What else? Well, the same two things that encouraged me to pick up my Roman soldier idea are still true. They might even be more true now than they were six months ago. I want to try to traditionally publish this next book, which means it has to be commercially attractive to a known audience of existing readers, and I don’t want to spend a few years researching before I start the project, which means it should be something I already know in great detail. Roman historical fiction sells, and I know Roman history. Whatever my next idea is, I can start writing it from the moment of inspiration forward with confidence it will find an audience on the far side if I work in that space.

Now let’s talk about that audience. I worried about writing a book more interesting to men than women, and I still worry about that. Now I do read military historical fiction —a lot of it— but I also read all kinds of things. My mother, sister, fiancée, and writer’s group do not read military historical fiction. Why would I write something the people who read my first drafts don’t like? This next book will almost certainly be dedicated to my by-then wife. Why am I dedicating a book to her that she would not recommend to her friends?

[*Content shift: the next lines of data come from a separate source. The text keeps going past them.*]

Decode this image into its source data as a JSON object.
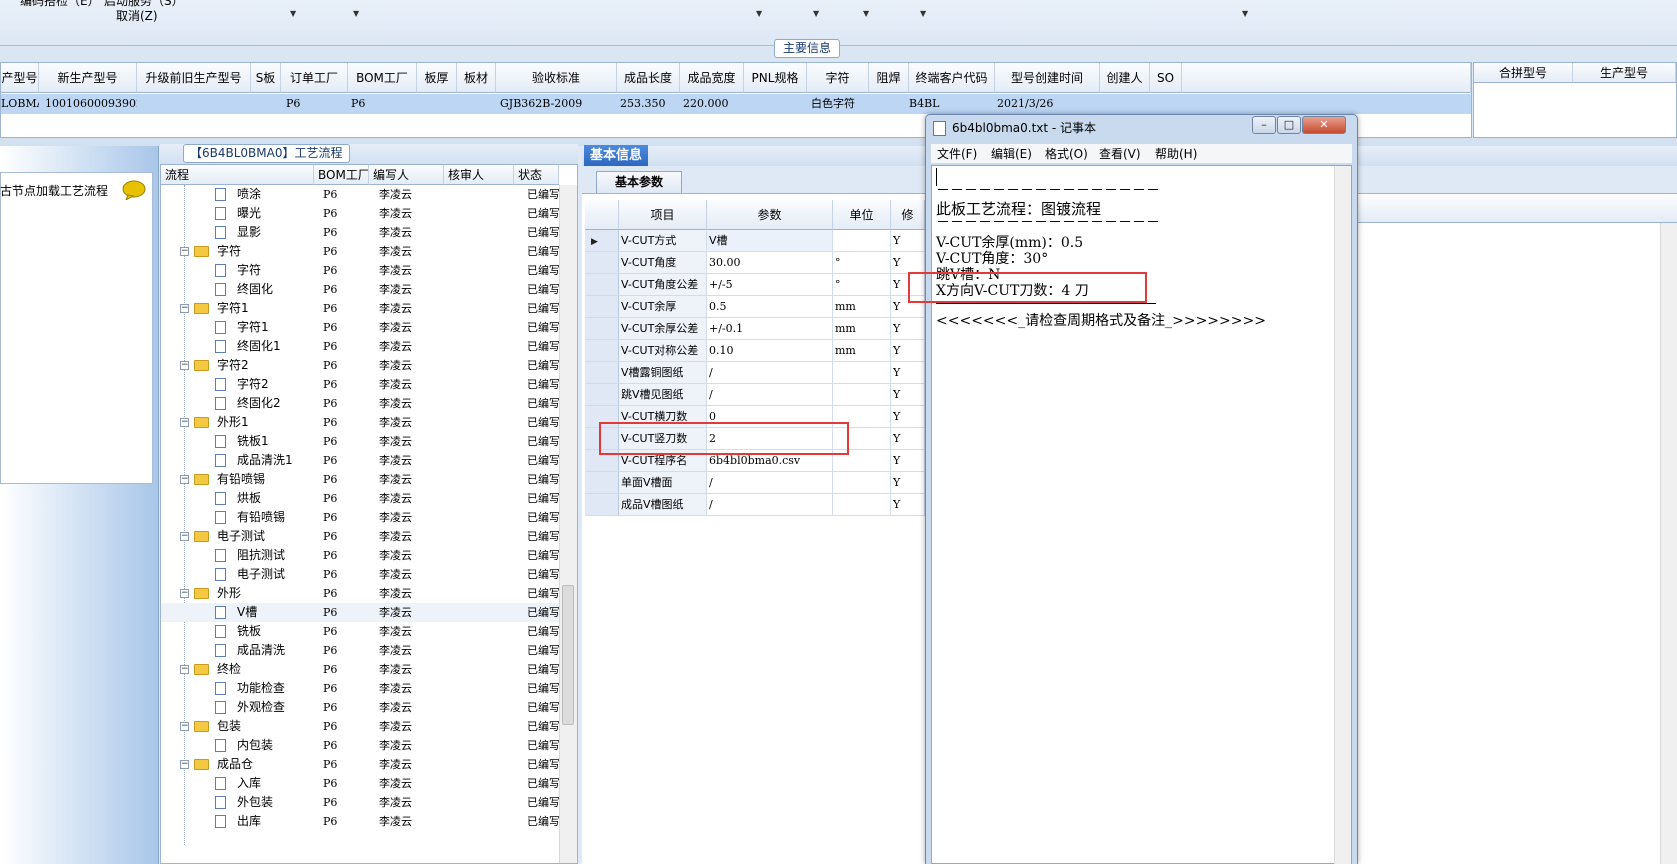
{
  "top_filter": {
    "cutoff_text_1": "编码搭检（E）",
    "cutoff_text_2": "启动服务（S）",
    "cancel_label": "取消(Z)",
    "dropdown_arrow": "▼"
  },
  "main_info": {
    "tab_label": "主要信息"
  },
  "product_grid": {
    "headers": [
      "产型号",
      "新生产型号",
      "升级前旧生产型号",
      "S板",
      "订单工厂",
      "BOM工厂",
      "板厚",
      "板材",
      "验收标准",
      "成品长度",
      "成品宽度",
      "PNL规格",
      "字符",
      "阻焊",
      "终端客户代码",
      "型号创建时间",
      "创建人",
      "SO"
    ],
    "row": [
      "LOBMAO",
      "10010600093902",
      "",
      "",
      "P6",
      "P6",
      "",
      "",
      "GJB362B-2009",
      "253.350",
      "220.000",
      "",
      "白色字符",
      "",
      "B4BL",
      "2021/3/26",
      "",
      ""
    ]
  },
  "right_grid": {
    "headers": [
      "合拼型号",
      "生产型号"
    ]
  },
  "left_panel": {
    "node_load_text": "古节点加载工艺流程"
  },
  "process": {
    "title": "【6B4BL0BMA0】工艺流程",
    "headers": [
      "流程",
      "BOM工厂",
      "编写人",
      "核审人",
      "状态"
    ],
    "rows": [
      {
        "name": "喷涂",
        "factory": "P6",
        "writer": "李凌云",
        "status": "已编写"
      },
      {
        "name": "曝光",
        "factory": "P6",
        "writer": "李凌云",
        "status": "已编写"
      },
      {
        "name": "显影",
        "factory": "P6",
        "writer": "李凌云",
        "status": "已编写"
      },
      {
        "name": "字符",
        "factory": "P6",
        "writer": "李凌云",
        "status": "已编写"
      },
      {
        "name": "字符",
        "factory": "P6",
        "writer": "李凌云",
        "status": "已编写"
      },
      {
        "name": "终固化",
        "factory": "P6",
        "writer": "李凌云",
        "status": "已编写"
      },
      {
        "name": "字符1",
        "factory": "P6",
        "writer": "李凌云",
        "status": "已编写"
      },
      {
        "name": "字符1",
        "factory": "P6",
        "writer": "李凌云",
        "status": "已编写"
      },
      {
        "name": "终固化1",
        "factory": "P6",
        "writer": "李凌云",
        "status": "已编写"
      },
      {
        "name": "字符2",
        "factory": "P6",
        "writer": "李凌云",
        "status": "已编写"
      },
      {
        "name": "字符2",
        "factory": "P6",
        "writer": "李凌云",
        "status": "已编写"
      },
      {
        "name": "终固化2",
        "factory": "P6",
        "writer": "李凌云",
        "status": "已编写"
      },
      {
        "name": "外形1",
        "factory": "P6",
        "writer": "李凌云",
        "status": "已编写"
      },
      {
        "name": "铣板1",
        "factory": "P6",
        "writer": "李凌云",
        "status": "已编写"
      },
      {
        "name": "成品清洗1",
        "factory": "P6",
        "writer": "李凌云",
        "status": "已编写"
      },
      {
        "name": "有铅喷锡",
        "factory": "P6",
        "writer": "李凌云",
        "status": "已编写"
      },
      {
        "name": "烘板",
        "factory": "P6",
        "writer": "李凌云",
        "status": "已编写"
      },
      {
        "name": "有铅喷锡",
        "factory": "P6",
        "writer": "李凌云",
        "status": "已编写"
      },
      {
        "name": "电子测试",
        "factory": "P6",
        "writer": "李凌云",
        "status": "已编写"
      },
      {
        "name": "阻抗测试",
        "factory": "P6",
        "writer": "李凌云",
        "status": "已编写"
      },
      {
        "name": "电子测试",
        "factory": "P6",
        "writer": "李凌云",
        "status": "已编写"
      },
      {
        "name": "外形",
        "factory": "P6",
        "writer": "李凌云",
        "status": "已编写"
      },
      {
        "name": "V槽",
        "factory": "P6",
        "writer": "李凌云",
        "status": "已编写"
      },
      {
        "name": "铣板",
        "factory": "P6",
        "writer": "李凌云",
        "status": "已编写"
      },
      {
        "name": "成品清洗",
        "factory": "P6",
        "writer": "李凌云",
        "status": "已编写"
      },
      {
        "name": "终检",
        "factory": "P6",
        "writer": "李凌云",
        "status": "已编写"
      },
      {
        "name": "功能检查",
        "factory": "P6",
        "writer": "李凌云",
        "status": "已编写"
      },
      {
        "name": "外观检查",
        "factory": "P6",
        "writer": "李凌云",
        "status": "已编写"
      },
      {
        "name": "包装",
        "factory": "P6",
        "writer": "李凌云",
        "status": "已编写"
      },
      {
        "name": "内包装",
        "factory": "P6",
        "writer": "李凌云",
        "status": "已编写"
      },
      {
        "name": "成品仓",
        "factory": "P6",
        "writer": "李凌云",
        "status": "已编写"
      },
      {
        "name": "入库",
        "factory": "P6",
        "writer": "李凌云",
        "status": "已编写"
      },
      {
        "name": "外包装",
        "factory": "P6",
        "writer": "李凌云",
        "status": "已编写"
      },
      {
        "name": "出库",
        "factory": "P6",
        "writer": "李凌云",
        "status": "已编写"
      }
    ]
  },
  "basic_info": {
    "tab_label": "基本信息",
    "sub_tab_label": "基本参数",
    "headers": [
      "项目",
      "参数",
      "单位",
      "修"
    ],
    "rows": [
      {
        "item": "V-CUT方式",
        "param": "V槽",
        "unit": "",
        "flag": "Y"
      },
      {
        "item": "V-CUT角度",
        "param": "30.00",
        "unit": "°",
        "flag": "Y"
      },
      {
        "item": "V-CUT角度公差",
        "param": "+/-5",
        "unit": "°",
        "flag": "Y"
      },
      {
        "item": "V-CUT余厚",
        "param": "0.5",
        "unit": "mm",
        "flag": "Y"
      },
      {
        "item": "V-CUT余厚公差",
        "param": "+/-0.1",
        "unit": "mm",
        "flag": "Y"
      },
      {
        "item": "V-CUT对称公差",
        "param": "0.10",
        "unit": "mm",
        "flag": "Y"
      },
      {
        "item": "V槽露铜图纸",
        "param": "/",
        "unit": "",
        "flag": "Y"
      },
      {
        "item": "跳V槽见图纸",
        "param": "/",
        "unit": "",
        "flag": "Y"
      },
      {
        "item": "V-CUT横刀数",
        "param": "0",
        "unit": "",
        "flag": "Y"
      },
      {
        "item": "V-CUT竖刀数",
        "param": "2",
        "unit": "",
        "flag": "Y"
      },
      {
        "item": "V-CUT程序名",
        "param": "6b4bl0bma0.csv",
        "unit": "",
        "flag": "Y"
      },
      {
        "item": "单面V槽面",
        "param": "/",
        "unit": "",
        "flag": "Y"
      },
      {
        "item": "成品V槽图纸",
        "param": "/",
        "unit": "",
        "flag": "Y"
      }
    ]
  },
  "notepad": {
    "title": "6b4bl0bma0.txt - 记事本",
    "menu": [
      "文件(F)",
      "编辑(E)",
      "格式(O)",
      "查看(V)",
      "帮助(H)"
    ],
    "lines": [
      "－－－－－－－－－－－－－－－－",
      "此板工艺流程：图镀流程",
      "－－－－－－－－－－－－－－－－",
      "V-CUT余厚(mm)：0.5",
      "V-CUT角度：30°",
      "跳V槽：N",
      "X方向V-CUT刀数：4 刀",
      "<<<<<<<_请检查周期格式及备注_>>>>>>>>"
    ]
  },
  "colors": {
    "highlight_red": "#e23a3a",
    "selection_blue": "#bcd6f3",
    "tab_blue": "#2c67bd"
  }
}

So, not a Roman military story, although of course things written in times of conflict can have action set pieces. I’m not a crazy person.

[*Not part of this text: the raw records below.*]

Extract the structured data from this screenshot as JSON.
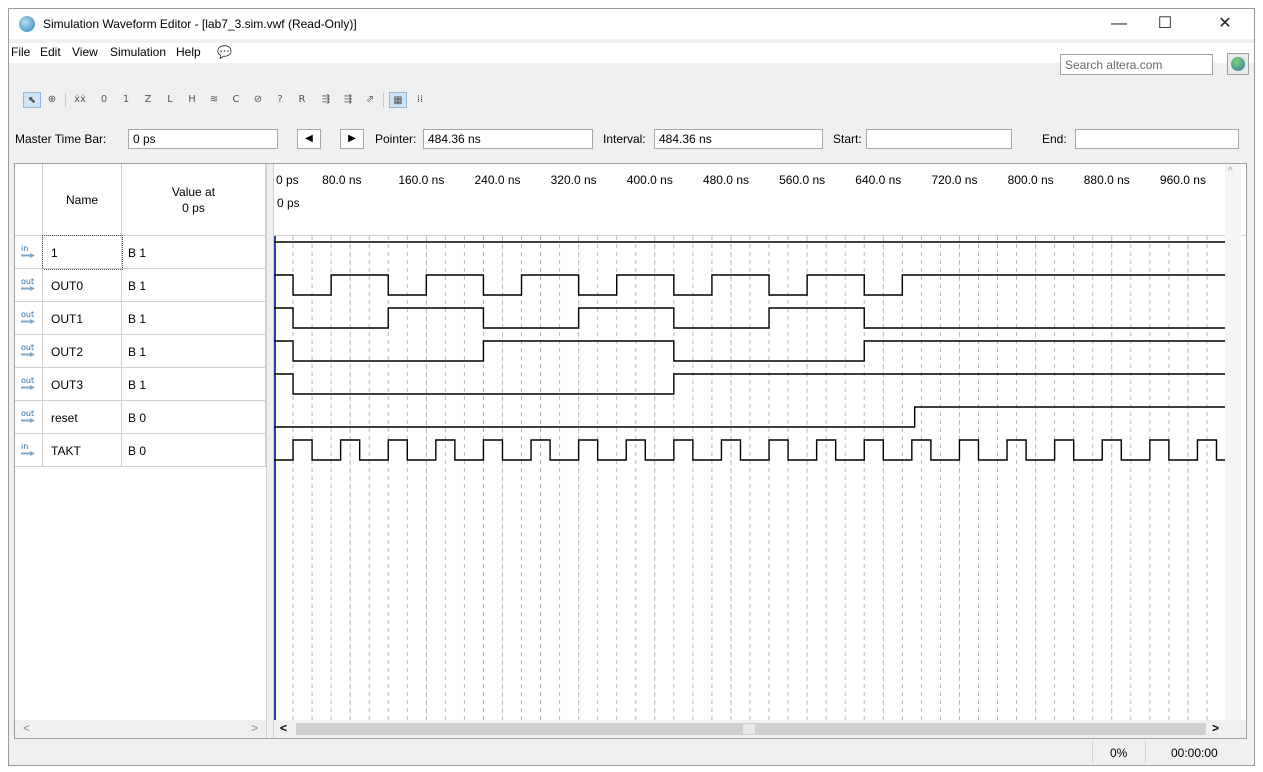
{
  "window": {
    "title": "Simulation Waveform Editor - [lab7_3.sim.vwf (Read-Only)]",
    "minimize": "—",
    "maximize": "☐",
    "close": "✕"
  },
  "menu": [
    "File",
    "Edit",
    "View",
    "Simulation",
    "Help"
  ],
  "search": {
    "placeholder": "Search altera.com"
  },
  "timebar": {
    "master_label": "Master Time Bar:",
    "master_value": "0 ps",
    "pointer_label": "Pointer:",
    "pointer_value": "484.36 ns",
    "interval_label": "Interval:",
    "interval_value": "484.36 ns",
    "start_label": "Start:",
    "start_value": "",
    "end_label": "End:",
    "end_value": ""
  },
  "columns": {
    "name": "Name",
    "value_line1": "Value at",
    "value_line2": "0 ps"
  },
  "cursor_label": "0 ps",
  "time_ticks": [
    "0 ps",
    "80.0 ns",
    "160.0 ns",
    "240.0 ns",
    "320.0 ns",
    "400.0 ns",
    "480.0 ns",
    "560.0 ns",
    "640.0 ns",
    "720.0 ns",
    "800.0 ns",
    "880.0 ns",
    "960.0 ns"
  ],
  "time_range_ns": [
    0,
    1000
  ],
  "signals": [
    {
      "dir": "in",
      "name": "1",
      "value": "B 1",
      "initial": 1,
      "transitions_ns": []
    },
    {
      "dir": "out",
      "name": "OUT0",
      "value": "B 1",
      "initial": 1,
      "transitions_ns": [
        20,
        60,
        120,
        160,
        220,
        260,
        320,
        360,
        420,
        460,
        520,
        560,
        620,
        660
      ]
    },
    {
      "dir": "out",
      "name": "OUT1",
      "value": "B 1",
      "initial": 1,
      "transitions_ns": [
        20,
        120,
        220,
        320,
        420,
        520,
        620
      ]
    },
    {
      "dir": "out",
      "name": "OUT2",
      "value": "B 1",
      "initial": 1,
      "transitions_ns": [
        20,
        220,
        420,
        620
      ]
    },
    {
      "dir": "out",
      "name": "OUT3",
      "value": "B 1",
      "initial": 1,
      "transitions_ns": [
        20,
        420
      ]
    },
    {
      "dir": "out",
      "name": "reset",
      "value": "B 0",
      "initial": 0,
      "transitions_ns": [
        673
      ]
    },
    {
      "dir": "in",
      "name": "TAKT",
      "value": "B 0",
      "initial": 0,
      "period_ns": 50,
      "first_rise_ns": 20,
      "high_ns": 20
    }
  ],
  "status": {
    "progress": "0%",
    "elapsed": "00:00:00"
  },
  "colors": {
    "waveform": "#000000",
    "grid": "#b8b8b8",
    "cursor": "#2b3fb0"
  }
}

What then? When I discussed this in a broad brainstorming session with my fiancée, she said the stories that most interest her are about people and families and their dramas and how they get through difficult situations. She also mentioned she’s interested in stories where women achieve greatness in a world that isn’t interested in having that happen.

I didn’t bore her with the ‘small story inside the big story’ theory of historical fiction, but I am sure I can write a dramatic story about individuals —men and women— caught up in a larger historical context. If that’s the kind of book she wants, I can write that. No problem.

Another thing to put on the wish list, as long as I am conceiving my next project before the idea itself comes into sharp focus? It needs to be short. I don’t mean a short story or a novella, but it can’t be another Inca where we get the life story of a man in his seventies retelling the decline and fall of his civilization. I can’t be signing up for a two- or three-year writing project five months before my wedding day. There are just way too many things that are going on in my world for me to say, “Today’s ten pages put me 1% of the way towards finishing the first draft.” I need to shoot for a 200- to 250-page manuscript, which coincidentally is going to be a much easier sell to an agent when I try to get traditionally published anyway.

So not a big sweeping nose-to-tail historical epic. Something intimate. Something that happens in a reasonable timeframe of days and months instead of years and decades. Maybe even what might be called a mood piece.

To expand upon what I mean by ‘mood piece,’ I think a lot of great fiction is a reflection of its time. Do you think people are generally happy with the way things are going right now? There is a conversation starter among Roman history enthusiasts that often goes something like, “Do you think people in the decline of the Roman Empire knew it was in decline?” Twenty years ago I think there were a lot more people on the side of, “No, they were born into a world of turmoil, and they lived their lives in that world,” whereas today I think most people can say, “I was happier twenty years ago than I am today, and I don’t think things are getting better. The world is a darker place today than it was in the 90s.”

Isn’t there a way to write something like that into Roman history? Lord knows they had their dark times. How did people ride out the storms? What was life like not on the high points but on the downward slopes? Where are the family stories—especially families with important parts played by women— that would make a satisfying read that reflects how we see ourselves all these centuries later?

I’m chewing on it. Clearly, I’m chewing on it. I won’t wait six months to do an update. I’ll let you know when I find the story I want to share.

Anyway, that’s the news from me today. Cheers!